Aythorpe Roding Windmill is a post mill with a single-storey roundhouse. It has four double patent sails carried on a cast-iron windshaft. Two pairs of millstones are located in the breast. The mill is winded by fantail. The mill is 44 ft 3 in high to the roof.

===Trestle and roundhouse===
The crosstrees are 24 ft long. The upper crosstree is 10 in square in section and the lower crosstree is 13 in by 12 in. The upper crosstree is made of two pieces of timber, scarf jointed in the vertical plane, and with an iron plate bolted under the join. There is also an oak plate on one side of the crosstree, which is bolted to the crosstree, a pair of spacers being used as the scarf is within the horns of the main post. The lower crosstree bears a date of 1869, which is probably the date the roundhouse was erected. The main post is 20 ft 3 in in length, and 30 in by 29 in in section at its base.

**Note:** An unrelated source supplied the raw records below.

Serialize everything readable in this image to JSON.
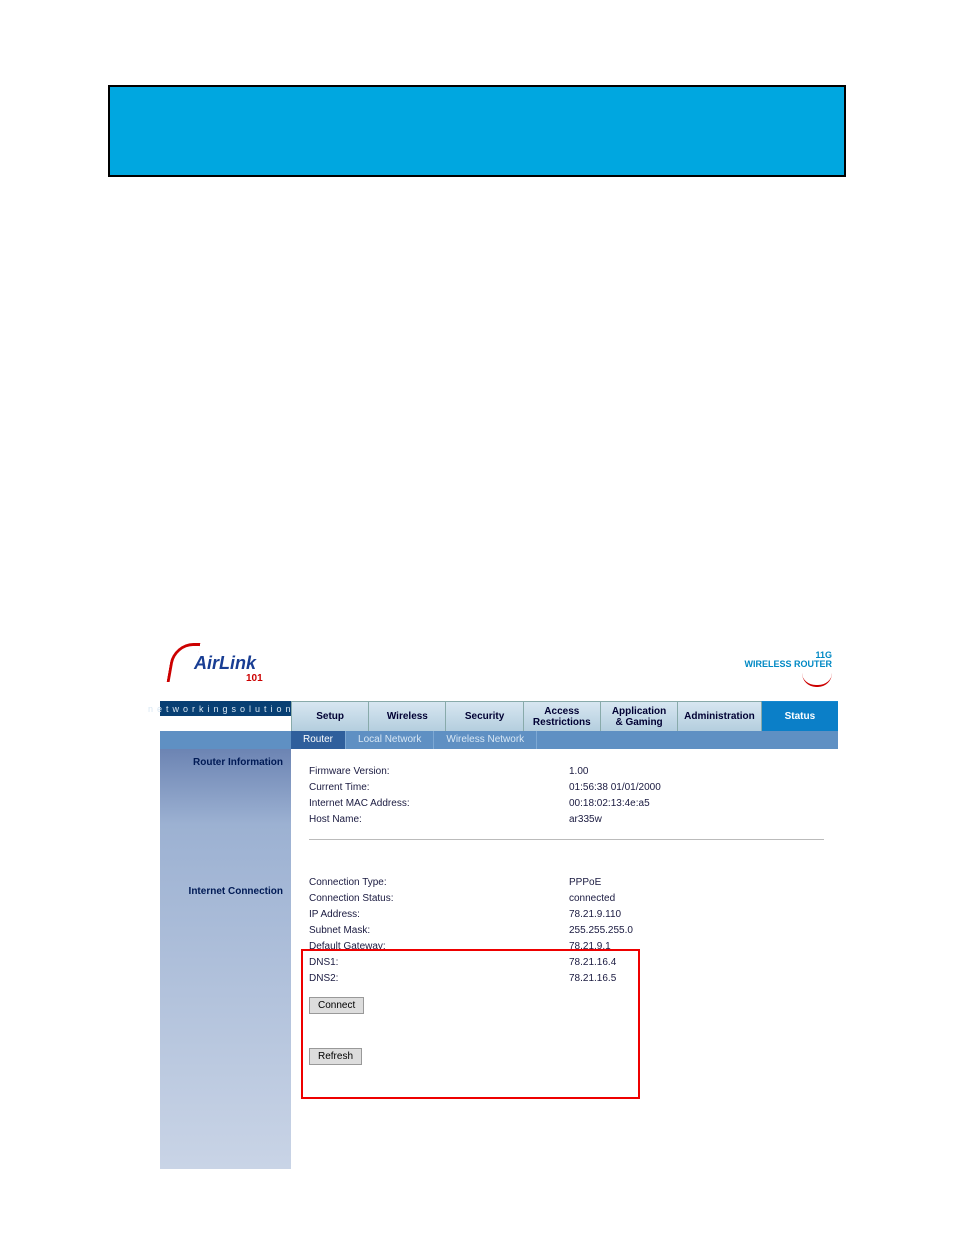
{
  "brand": {
    "name": "AirLink",
    "suffix": "101",
    "tagline": "networkingsolutions",
    "badge_line1": "11G",
    "badge_line2": "WIRELESS ROUTER"
  },
  "nav": {
    "tabs": [
      "Setup",
      "Wireless",
      "Security",
      "Access Restrictions",
      "Application & Gaming",
      "Administration",
      "Status"
    ],
    "active": "Status",
    "subtabs": [
      "Router",
      "Local Network",
      "Wireless Network"
    ],
    "active_sub": "Router"
  },
  "sections": {
    "router_info": "Router Information",
    "internet_conn": "Internet Connection"
  },
  "router_info": {
    "firmware_label": "Firmware Version:",
    "firmware_value": "1.00",
    "time_label": "Current Time:",
    "time_value": "01:56:38 01/01/2000",
    "mac_label": "Internet MAC Address:",
    "mac_value": "00:18:02:13:4e:a5",
    "host_label": "Host Name:",
    "host_value": "ar335w"
  },
  "internet": {
    "conn_type_label": "Connection Type:",
    "conn_type_value": "PPPoE",
    "conn_status_label": "Connection Status:",
    "conn_status_value": "connected",
    "ip_label": "IP Address:",
    "ip_value": "78.21.9.110",
    "mask_label": "Subnet Mask:",
    "mask_value": "255.255.255.0",
    "gw_label": "Default Gateway:",
    "gw_value": "78.21.9.1",
    "dns1_label": "DNS1:",
    "dns1_value": "78.21.16.4",
    "dns2_label": "DNS2:",
    "dns2_value": "78.21.16.5"
  },
  "buttons": {
    "connect": "Connect",
    "refresh": "Refresh"
  }
}
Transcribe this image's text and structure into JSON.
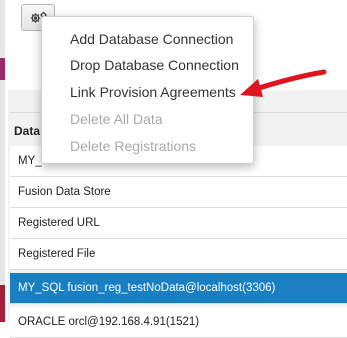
{
  "toolbar": {
    "gear_icon": "gear-icon"
  },
  "context_menu": {
    "items": [
      {
        "label": "Add Database Connection",
        "enabled": true
      },
      {
        "label": "Drop Database Connection",
        "enabled": true
      },
      {
        "label": "Link Provision Agreements",
        "enabled": true
      },
      {
        "label": "Delete All Data",
        "enabled": false
      },
      {
        "label": "Delete Registrations",
        "enabled": false
      }
    ]
  },
  "table": {
    "header": "Data",
    "rows": [
      {
        "label": "MY_",
        "selected": false
      },
      {
        "label": "Fusion Data Store",
        "selected": false
      },
      {
        "label": "Registered URL",
        "selected": false
      },
      {
        "label": "Registered File",
        "selected": false
      },
      {
        "label": "MY_SQL fusion_reg_testNoData@localhost(3306)",
        "selected": true
      },
      {
        "label": "ORACLE orcl@192.168.4.91(1521)",
        "selected": false
      }
    ]
  },
  "colors": {
    "selected_row": "#1a7fc1",
    "annotation_arrow": "#e0141e",
    "disabled_text": "#a9a9a9"
  }
}
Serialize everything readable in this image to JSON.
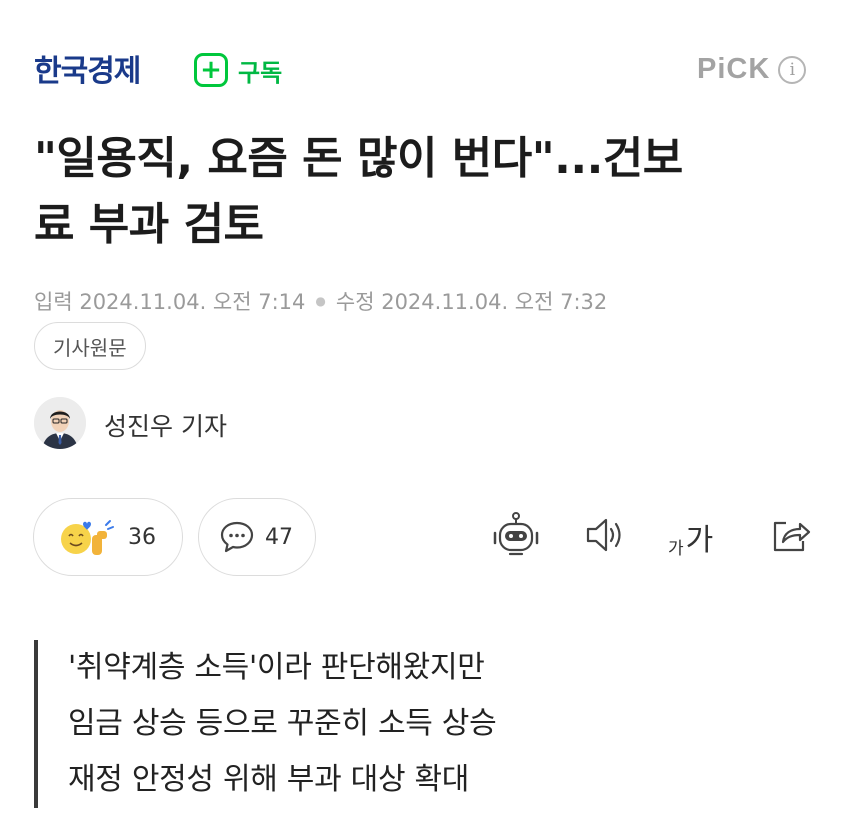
{
  "header": {
    "press_name": "한국경제",
    "subscribe_label": "구독",
    "pick_label": "PiCK",
    "info_icon": "info-icon"
  },
  "article": {
    "title_line1": "\"일용직, 요즘 돈 많이 번다\"...건보",
    "title_line2": "료 부과 검토",
    "published_label": "입력",
    "published": "2024.11.04. 오전 7:14",
    "modified_label": "수정",
    "modified": "2024.11.04. 오전 7:32",
    "original_button": "기사원문",
    "reporter": "성진우 기자"
  },
  "reactions": {
    "like_count": "36",
    "comment_count": "47",
    "font_small": "가",
    "font_big": "가"
  },
  "summary": [
    "'취약계층 소득'이라 판단해왔지만",
    "임금 상승 등으로 꾸준히 소득 상승",
    "재정 안정성 위해 부과 대상 확대"
  ],
  "colors": {
    "accent_green": "#00c73c",
    "press_blue": "#1a3a8a",
    "muted": "#9a9a9a"
  }
}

It is fitted with a cast-iron Samson head by Christie and Norris, the Chelmsford millwrights.

===Body===
The body of the mill measures 21 ft by 12 ft in plan, making this the largest post mill in Essex. The crown tree is 20 in square in section at the ends, and 20 in by 19 in at the centre.

===Sails and windshaft===
The windshaft is of cast iron, replacing a former wooden one. It was probably secondhand when fitted as it is longer than is really necessary. The mill has four double Patent sails. The mill would originally have been built with Common sails and a wooden windshaft.

===Machinery===
The Brake Wheel was converted from Compass arm construction. It has a six-armed, cast-iron centre and wooden rim and it is 10 ft 2 in diameter. The mill was originally built with the millstones arranged head and tail, and was converted to a breast stone layout at the time the cast-iron windshaft and patent sails were fitted. The wallower is wooden, and was secondhand when fitted to the mill, as was the cast-iron great spur wheel.

==Millers==
Millers recorded at the mill include:
- William Glasscock 1615 (previous mill)
- Joshua Wright 1798
- Joseph Knight 1805
- Tabrum 1833
- Stephen Crossingham 1848 - 1850
- E P Bennett 1866
- James Webster 1874 - 1878
- Charles Large 1882
- Thomas Belsham 1890
- Ernest and John (Note: John Belsham was known as Jack) Belsham 1906 - 1937

==Culture and media==
Aythorpe Roding Windmill appeared in an episode of The Protectors titled Triple Cross which was filmed in 1972.